“Small behavioral changes” are needed among the million or so people who regularly attend Church of England parishes, says a new report on evangelism to be discussed at the General Synod.
The church, the report says, needs to move on “from a narrative of continual decline” and become a community of “advocates and apprentices who are outward-looking and confident.”
The research underlying the research identified a “total lack of confidence” in talking about faith at all. But if one extra person in 50 among regular worshipers invited someone to church, it would reverse the decline. This would lead to growth by 16,000 people per year, offsetting the current net loss of 14,000, the report says.
Synod members will discuss evangelism among young people and the need for a “culture of invitation” to reverse the trend of decline and spread the gospel to wider society.
For some years now the church has said it wants to be “a Christian presence in every community.” The synod will discuss how to renew this commitment by working in housing estates where churches, clubs, amenities, and public services have been withdrawn in recent decades.
A paper by the Rt.

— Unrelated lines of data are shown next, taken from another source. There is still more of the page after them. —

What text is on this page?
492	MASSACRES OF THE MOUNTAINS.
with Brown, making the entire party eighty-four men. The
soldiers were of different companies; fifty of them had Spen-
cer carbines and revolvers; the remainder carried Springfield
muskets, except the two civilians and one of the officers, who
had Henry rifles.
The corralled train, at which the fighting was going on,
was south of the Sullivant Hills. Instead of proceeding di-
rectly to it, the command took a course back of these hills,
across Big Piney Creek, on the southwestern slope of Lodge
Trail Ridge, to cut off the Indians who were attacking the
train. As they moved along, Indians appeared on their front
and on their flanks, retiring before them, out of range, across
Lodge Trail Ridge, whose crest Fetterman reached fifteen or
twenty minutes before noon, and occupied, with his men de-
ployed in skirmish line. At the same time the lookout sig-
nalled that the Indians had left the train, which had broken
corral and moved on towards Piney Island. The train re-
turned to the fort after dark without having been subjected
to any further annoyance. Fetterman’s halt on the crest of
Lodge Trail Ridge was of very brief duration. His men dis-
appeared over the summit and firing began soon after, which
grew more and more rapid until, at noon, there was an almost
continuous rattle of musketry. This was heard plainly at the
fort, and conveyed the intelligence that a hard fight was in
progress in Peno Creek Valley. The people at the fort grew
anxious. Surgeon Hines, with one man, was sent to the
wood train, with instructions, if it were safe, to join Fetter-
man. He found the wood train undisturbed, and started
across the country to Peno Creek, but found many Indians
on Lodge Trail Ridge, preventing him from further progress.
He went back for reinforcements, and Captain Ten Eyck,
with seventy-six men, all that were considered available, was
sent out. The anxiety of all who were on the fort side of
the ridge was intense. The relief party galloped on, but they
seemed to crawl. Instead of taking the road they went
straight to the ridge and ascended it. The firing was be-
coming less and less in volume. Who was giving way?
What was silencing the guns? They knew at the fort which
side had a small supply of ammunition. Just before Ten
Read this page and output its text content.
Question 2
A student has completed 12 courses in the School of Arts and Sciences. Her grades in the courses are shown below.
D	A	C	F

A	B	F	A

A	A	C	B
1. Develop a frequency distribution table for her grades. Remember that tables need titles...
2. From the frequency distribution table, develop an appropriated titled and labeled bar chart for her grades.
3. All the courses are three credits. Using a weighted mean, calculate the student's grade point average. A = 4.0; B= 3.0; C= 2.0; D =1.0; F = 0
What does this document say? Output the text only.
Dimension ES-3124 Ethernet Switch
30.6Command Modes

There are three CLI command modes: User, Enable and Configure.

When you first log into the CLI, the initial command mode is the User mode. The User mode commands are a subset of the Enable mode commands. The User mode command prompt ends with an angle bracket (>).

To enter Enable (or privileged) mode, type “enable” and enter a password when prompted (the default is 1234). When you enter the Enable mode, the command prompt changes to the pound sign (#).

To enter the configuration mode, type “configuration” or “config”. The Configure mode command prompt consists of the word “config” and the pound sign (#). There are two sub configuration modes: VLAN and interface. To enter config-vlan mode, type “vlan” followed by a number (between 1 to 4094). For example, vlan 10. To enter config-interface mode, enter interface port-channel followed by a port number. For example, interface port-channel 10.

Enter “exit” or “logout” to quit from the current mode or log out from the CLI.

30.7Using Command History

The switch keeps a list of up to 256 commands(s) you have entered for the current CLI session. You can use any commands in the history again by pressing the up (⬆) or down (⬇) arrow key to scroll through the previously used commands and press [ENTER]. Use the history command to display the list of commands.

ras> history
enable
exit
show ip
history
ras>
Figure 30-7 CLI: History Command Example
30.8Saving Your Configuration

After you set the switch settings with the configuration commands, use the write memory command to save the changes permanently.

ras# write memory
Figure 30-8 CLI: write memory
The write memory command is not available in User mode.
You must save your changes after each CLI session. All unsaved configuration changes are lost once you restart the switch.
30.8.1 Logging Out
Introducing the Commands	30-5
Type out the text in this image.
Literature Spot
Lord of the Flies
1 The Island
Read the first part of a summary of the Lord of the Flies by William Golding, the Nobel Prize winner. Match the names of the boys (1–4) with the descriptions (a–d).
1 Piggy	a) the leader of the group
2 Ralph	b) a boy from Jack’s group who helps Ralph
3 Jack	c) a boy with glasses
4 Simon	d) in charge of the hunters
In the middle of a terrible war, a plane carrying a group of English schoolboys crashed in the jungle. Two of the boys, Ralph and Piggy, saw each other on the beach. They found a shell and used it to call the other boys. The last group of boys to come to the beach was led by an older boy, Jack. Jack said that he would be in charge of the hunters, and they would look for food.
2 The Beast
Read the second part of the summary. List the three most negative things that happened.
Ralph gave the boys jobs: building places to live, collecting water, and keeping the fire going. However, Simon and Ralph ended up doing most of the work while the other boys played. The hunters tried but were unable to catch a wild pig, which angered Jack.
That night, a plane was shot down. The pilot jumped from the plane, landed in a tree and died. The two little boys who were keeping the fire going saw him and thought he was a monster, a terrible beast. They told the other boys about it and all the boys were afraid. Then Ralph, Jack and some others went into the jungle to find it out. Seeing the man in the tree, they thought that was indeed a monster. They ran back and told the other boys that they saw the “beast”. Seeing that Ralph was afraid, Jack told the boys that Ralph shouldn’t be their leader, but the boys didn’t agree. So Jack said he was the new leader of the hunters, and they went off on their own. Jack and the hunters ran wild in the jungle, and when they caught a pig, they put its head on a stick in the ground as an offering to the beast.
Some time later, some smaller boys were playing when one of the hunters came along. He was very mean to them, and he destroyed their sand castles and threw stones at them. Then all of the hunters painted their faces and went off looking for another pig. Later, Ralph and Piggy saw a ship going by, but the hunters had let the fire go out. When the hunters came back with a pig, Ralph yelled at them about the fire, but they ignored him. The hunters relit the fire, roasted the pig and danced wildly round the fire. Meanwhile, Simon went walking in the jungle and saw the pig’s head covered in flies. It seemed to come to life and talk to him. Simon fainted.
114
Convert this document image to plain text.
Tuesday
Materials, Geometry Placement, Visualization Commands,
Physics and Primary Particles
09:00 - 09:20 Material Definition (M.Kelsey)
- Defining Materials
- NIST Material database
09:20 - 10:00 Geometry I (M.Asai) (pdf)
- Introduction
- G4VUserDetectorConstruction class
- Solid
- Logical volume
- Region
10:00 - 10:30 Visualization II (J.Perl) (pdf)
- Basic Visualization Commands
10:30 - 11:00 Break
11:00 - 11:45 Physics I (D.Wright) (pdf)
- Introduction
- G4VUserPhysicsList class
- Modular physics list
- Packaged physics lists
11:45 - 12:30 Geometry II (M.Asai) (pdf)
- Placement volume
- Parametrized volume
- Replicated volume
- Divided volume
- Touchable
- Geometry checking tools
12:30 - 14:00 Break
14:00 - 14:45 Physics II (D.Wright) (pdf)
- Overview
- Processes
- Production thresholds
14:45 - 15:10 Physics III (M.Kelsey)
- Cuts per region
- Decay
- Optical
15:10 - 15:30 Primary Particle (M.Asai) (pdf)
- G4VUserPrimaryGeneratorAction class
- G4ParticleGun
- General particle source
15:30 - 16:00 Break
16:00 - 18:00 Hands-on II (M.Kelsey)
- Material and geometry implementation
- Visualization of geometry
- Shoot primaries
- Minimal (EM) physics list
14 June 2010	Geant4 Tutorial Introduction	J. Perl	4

Rev. Philip North, Bishop of Burnley, urges the church to recognize what he calls “historic marginalization” of housing estates.
“Whilst estates were built with great optimism and can be good places to live, residents can often be dealing with multiple problems,” Bishop North writes. “Many lives are ravaged by the contemporary ‘four horsemen of the apocalypse’: Universal Credit, low-paid work, food poverty, and austerity.”